Today, when we talk about technology, we forget about the people with disabilities. We need to consider the ways to develop assistive technology for making inclusive education a reality. We introduce so many things, but if we do not look at their accessibility, the work remains half done. We have to look at education with a holistic approach to make vocational training a part of the curriculum. We need to have structured sports and cultural activities for the differently-abled.

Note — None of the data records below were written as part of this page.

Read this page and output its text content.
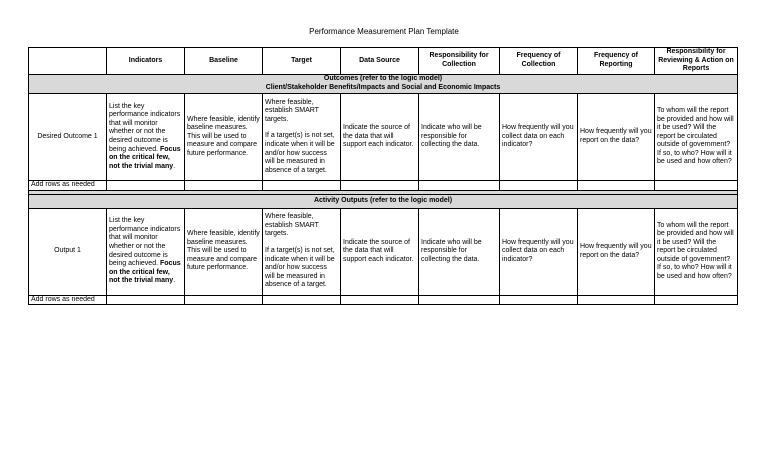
Performance Measurement Plan Template
	Indicators	Baseline	Target	Data Source	Responsibility for Collection	Frequency of Collection	Frequency of Reporting	Responsibility for Reviewing & Action on Reports

Outcomes (refer to the logic model)
Client/Stakeholder Benefits/Impacts and Social and Economic Impacts								

Desired Outcome 1	List the key performance indicators that will monitor whether or not the desired outcome is being achieved. Focus on the critical few, not the trivial many.	Where feasible, identify baseline measures. This will be used to measure and compare future performance.	Where feasible, establish SMART targets.
If a target(s) is not set, indicate when it will be and/or how success will be measured in absence of a target.	Indicate the source of the data that will support each indicator.	Indicate who will be responsible for collecting the data.	How frequently will you collect data on each indicator?	How frequently will you report on the data?	To whom will the report be provided and how will it be used? Will the report be circulated outside of government? If so, to who? How will it be used and how often?
Add rows as needed								

Activity Outputs (refer to the logic model)								
Output 1	List the key performance indicators that will monitor whether or not the desired outcome is being achieved. Focus on the critical few, not the trivial many.	Where feasible, identify baseline measures. This will be used to measure and compare future performance.	Where feasible, establish SMART targets.
If a target(s) is not set, indicate when it will be and/or how success will be measured in absence of a target.	Indicate the source of the data that will support each indicator.	Indicate who will be responsible for collecting the data.	How frequently will you collect data on each indicator?	How frequently will you report on the data?	To whom will the report be provided and how will it be used? Will the report be circulated outside of government? If so, to who? How will it be used and how often?
Add rows as needed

The philosophy of inclusive education rests on the idea of providing equal opportunities to everyone, regardless of the fact that a person is with or without disability. In life skills education, we need appropriate policies that will lead to the development of resources, training, support services, reasonable accommodation, holistic approach and a barrier-free environment. We need involvement of parents, learners, teachers, decision makers and advocates. There should be interactive and fun-filled classrooms. The curriculum has to be flexible enough to reduce academic pressure on students. We have to develop teaching materials with technology-assistive devices, linkages between pre-schools and primary education, and provision of adequate resources and leverages.

Today, even the CBSE allows assistive devices like talking calculators, computers, talking pens and many others at the time of examination for the differently-abled. Skill development doesn’t end with just leading a life of skills; it is many things put together. This is something we need to understand.

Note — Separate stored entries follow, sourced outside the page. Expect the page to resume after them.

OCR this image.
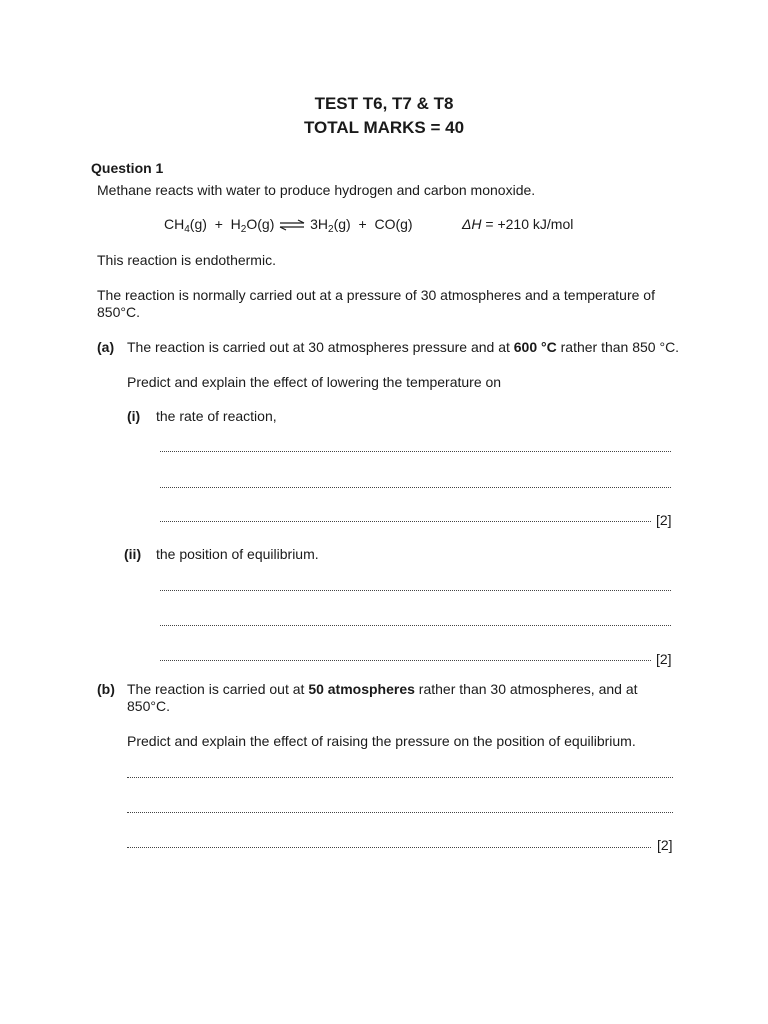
TEST T6, T7 & T8
TOTAL MARKS = 40
Question 1
Methane reacts with water to produce hydrogen and carbon monoxide.
$CH_4(g) + H_2O(g)$ ⇌ $3H_2(g) + CO(g)$	ΔH = +210 kJ/mol
This reaction is endothermic.
The reaction is normally carried out at a pressure of 30 atmospheres and a temperature of
850°C.
(a) The reaction is carried out at 30 atmospheres pressure and at 600 °C rather than 850 °C.
Predict and explain the effect of lowering the temperature on
(i) the rate of reaction,
[2]
(ii) the position of equilibrium.
[2]
(b) The reaction is carried out at 50 atmospheres rather than 30 atmospheres, and at
850°C.
Predict and explain the effect of raising the pressure on the position of equilibrium.
[2]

We need to promote the usage of technology, and training of trainers should be organised on a regular basis. There have to be several concessions and reforms in the examination system. Sensitisation at the university level should be done to include the differently-abled in the stream.

The media should highlight the potential of a person with disabilities and create necessary public awareness. The bottom line is that we should not underestimate the power of touch, a kind word, a listening ear, an honest compliment and the smallest act of caring, all of which have the potential of turning life around. That is what education is all about.